検索エンジンに集客を依存する経営リスク

最近多くのところで話題になっているのはやはりGoogle検索経由のユーザが
どのようなキーワードで検索してあなたのサイトにやってきたのか分からくなる
いわゆる(NotProvided)の日が近づいてきたという話です。
 
 ・Google、すべての検索を暗号化、Not Providedが急増

以前からGoogleにログインされている状態で検索経由でウェブサイトに到達してきたユーザのキーワード情報はNotProvidedと表示されましたが、いよいよGoogle自体がすべての検索キーワードの情報を送らなくなっていきます。その結果、どのアクセス解析ツールを使ってもユーザがどういうキーワードでウェブサイトに訪問してきてくれたのか判らなくなってしまいます。ちなみに取得できなくなるのはGoogle経由のユーザに関して。Yahoo!JAPAN経由のキーワードは取れます。
 
ぼくが関係している他のウェブサイトの1つは検索エンジントラフィックの比率がYahoo!>MSN>Google、となっています。まず直近はYahoo!JAPANの傾向性を把握しておくことが大切かも知れませんね。でもこの流れにのってYahoo!JAPANもSSL化してキーワードの情報を送らなくなったら、ほぼすべてのキーワード情報が取得できなくなってしまいますしねぇ。
 

検索エンジン依存症であることのリスク

ところでこのことで一喜一憂していてもしょうがなくて(SEO業者さんは大変でしょうけれど)現実的にどうするか..と考えた時に思いついたというか「こういう方向だろうな」と思ったことをメモ代わりに。

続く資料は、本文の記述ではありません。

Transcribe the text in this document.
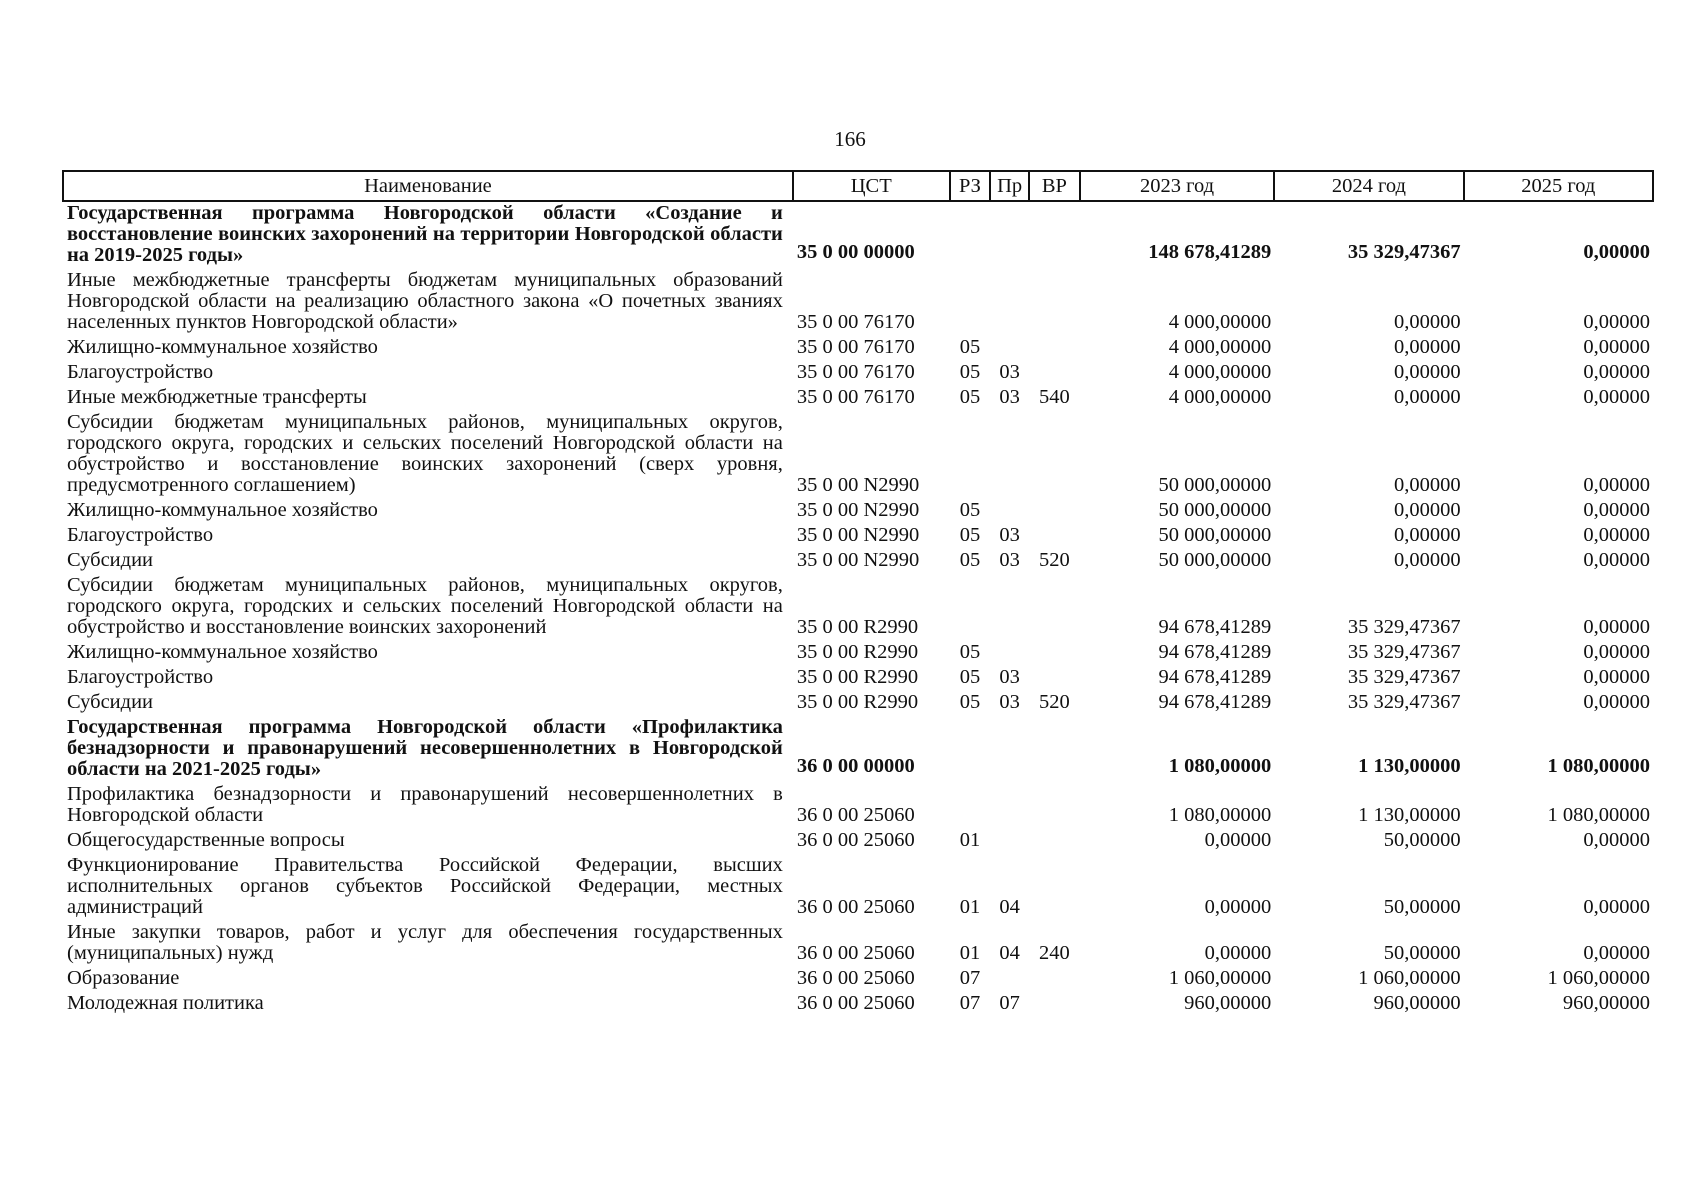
166
Наименование	ЦСТ	РЗ	Пр	ВР	2023 год	2024 год	2025 год
Государственная программа Новгородской области «Создание и восстановление воинских захоронений на территории Новгородской области на 2019-2025 годы»	35 0 00 00000				148 678,41289	35 329,47367	0,00000
Иные межбюджетные трансферты бюджетам муниципальных образований Новгородской области на реализацию областного закона «О почетных званиях населенных пунктов Новгородской области»	35 0 00 76170				4 000,00000	0,00000	0,00000
Жилищно-коммунальное хозяйство	35 0 00 76170	05			4 000,00000	0,00000	0,00000
Благоустройство	35 0 00 76170	05	03		4 000,00000	0,00000	0,00000
Иные межбюджетные трансферты	35 0 00 76170	05	03	540	4 000,00000	0,00000	0,00000
Субсидии бюджетам муниципальных районов, муниципальных округов, городского округа, городских и сельских поселений Новгородской области на обустройство и восстановление воинских захоронений (сверх уровня, предусмотренного соглашением)	35 0 00 N2990				50 000,00000	0,00000	0,00000
Жилищно-коммунальное хозяйство	35 0 00 N2990	05			50 000,00000	0,00000	0,00000
Благоустройство	35 0 00 N2990	05	03		50 000,00000	0,00000	0,00000
Субсидии	35 0 00 N2990	05	03	520	50 000,00000	0,00000	0,00000
Субсидии бюджетам муниципальных районов, муниципальных округов, городского округа, городских и сельских поселений Новгородской области на обустройство и восстановление воинских захоронений	35 0 00 R2990				94 678,41289	35 329,47367	0,00000
Жилищно-коммунальное хозяйство	35 0 00 R2990	05			94 678,41289	35 329,47367	0,00000
Благоустройство	35 0 00 R2990	05	03		94 678,41289	35 329,47367	0,00000
Субсидии	35 0 00 R2990	05	03	520	94 678,41289	35 329,47367	0,00000
Государственная программа Новгородской области «Профилактика безнадзорности и правонарушений несовершеннолетних в Новгородской области на 2021-2025 годы»	36 0 00 00000				1 080,00000	1 130,00000	1 080,00000
Профилактика безнадзорности и правонарушений несовершеннолетних в Новгородской области	36 0 00 25060				1 080,00000	1 130,00000	1 080,00000
Общегосударственные вопросы	36 0 00 25060	01			0,00000	50,00000	0,00000
Функционирование Правительства Российской Федерации, высших исполнительных органов субъектов Российской Федерации, местных администраций	36 0 00 25060	01	04		0,00000	50,00000	0,00000
Иные закупки товаров, работ и услуг для обеспечения государственных (муниципальных) нужд	36 0 00 25060	01	04	240	0,00000	50,00000	0,00000
Образование	36 0 00 25060	07			1 060,00000	1 060,00000	1 060,00000
Молодежная политика	36 0 00 25060	07	07		960,00000	960,00000	960,00000
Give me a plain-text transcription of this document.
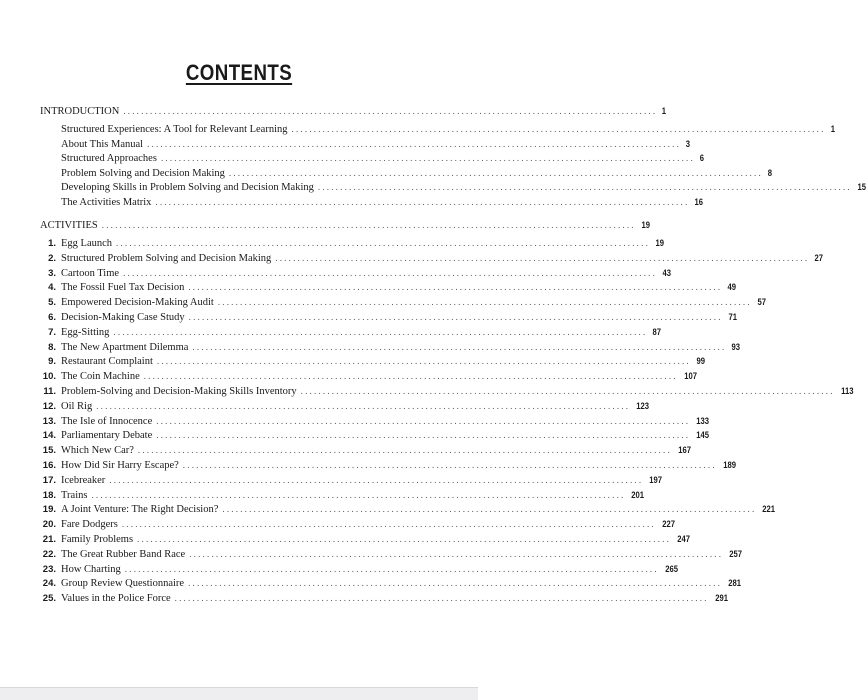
CONTENTS
INTRODUCTION ........................................................................................................................ 1
Structured Experiences: A Tool for Relevant Learning ........................................................................................................................ 1
About This Manual ........................................................................................................................ 3
Structured Approaches ........................................................................................................................ 6
Problem Solving and Decision Making ........................................................................................................................ 8
Developing Skills in Problem Solving and Decision Making ........................................................................................................................ 15
The Activities Matrix ........................................................................................................................ 16
ACTIVITIES ........................................................................................................................ 19
1. Egg Launch ........................................................................................................................ 19
2. Structured Problem Solving and Decision Making ........................................................................................................................ 27
3. Cartoon Time ........................................................................................................................ 43
4. The Fossil Fuel Tax Decision ........................................................................................................................ 49
5. Empowered Decision-Making Audit ........................................................................................................................ 57
6. Decision-Making Case Study ........................................................................................................................ 71
7. Egg-Sitting ........................................................................................................................ 87
8. The New Apartment Dilemma ........................................................................................................................ 93
9. Restaurant Complaint ........................................................................................................................ 99
10. The Coin Machine ........................................................................................................................ 107
11. Problem-Solving and Decision-Making Skills Inventory ........................................................................................................................ 113
12. Oil Rig ........................................................................................................................ 123
13. The Isle of Innocence ........................................................................................................................ 133
14. Parliamentary Debate ........................................................................................................................ 145
15. Which New Car? ........................................................................................................................ 167
16. How Did Sir Harry Escape? ........................................................................................................................ 189
17. Icebreaker ........................................................................................................................ 197
18. Trains ........................................................................................................................ 201
19. A Joint Venture: The Right Decision? ........................................................................................................................ 221
20. Fare Dodgers ........................................................................................................................ 227
21. Family Problems ........................................................................................................................ 247
22. The Great Rubber Band Race ........................................................................................................................ 257
23. How Charting ........................................................................................................................ 265
24. Group Review Questionnaire ........................................................................................................................ 281
25. Values in the Police Force ........................................................................................................................ 291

    ・ウェブマスターツールの検索トラフィック-検索クエリ、を確認
    ・平均掲載順位順に並べ替えを行い、掲載順位が高いキーワードを把握する
    ・その中で更に、CTRが低いキーワード確認する
    ・そのキーワードで上位表示しているページを確認する
    ・Googleアナリティクスで当該ページの「直帰率」を確認して基準値より低ければ改善する

※キーワードでどのページが上位表示されているかは、ウェブマスターツールのキーワードをクリックするとクエリの詳細が表示されますので、そこで確認することができます。

でもこういう作業をSEO専業の会社さんならいざしらず、インハウスで他業務を兼任されている方々が細かくできるのかというと現実的にはちょっと疑問ですよね(1回くらいならできるでしょうけれど)。となるとやっぱり発想を転換して

  • 検索トラフィックからの流入依存度を下げる

という方向性に舵を切る必要があるんじゃないかと思うんですよね。
  

検索エンジンからの流入は潜在的ニーズにも適応できる、という側面があります。SEO,SEOという経営者も多くなってきていますが、その真意は「お金がかからない」と思い込んでいる節があります。小手先でいじれば対応できるという発想ですね。ですから比較的安価で、かつ自分たちの手間もかからなくて、コンテンツを制作する必要もないままに、(リスクを把握せず)有料外部リンクに手を出してきたんじゃないかなぁ。
 
ウェブサイト全体の流入で検索エンジンに依存する比率は何%が適性なのか、ということは前提条件によっても左右されますが、SEOのみに依存する集客施策からは徐々に脱却したほうがいいでしょうね。もちろん一朝一夕にはいきません。1年くらいかかるかもしれません。それでも一つの入り口に、しかも民間企業が提供している検索エンジンという入り口にのみ依存する戦術は危険極まりないと思います。

Googleがアルゴリズム変更したら売上に影響受けるんですよね?
Googleのアルゴリズムは自分たちではコントロールできません。
 
突き詰めればGoogle社の思想のもとにアルゴリズムが設計されています。(それが自分にとって邪悪なものに変わらないという保証はないわけです。)そのコントロール不可の部分に、集客を依存している状況は経営的には物凄いリスクじゃないですか。
 
リスクマネジメントは発生をゼロにするのではなくて(極論で言えばゼロにはできない)、発生率を可能な限り低くしていくことだとぼくは思っています。だとすれば今回を機に考えることは一つ。

  • どうやったらサービスを商品を認知してもらえるのか
  • どうすればノーリファラー流入が増えてくるのか
  • 訪問してくれた方々からのコンバージョン率をあげていくにはどうすればいいのか

もっといえばお客さんにリピートしてもらうためにはどうすればいいのか。売った後に「ありがとうございます。また機会があれば…」で終わらせるんじゃなくて。どういうサポートを行って、売った後のマーケティングを開始するのか。
 
こういうことを真剣に考え始めることが戦略の転換に結びつくと思います。その先に顧客満足度やロイヤリティの向上といった世界が待っているんじゃないですかね。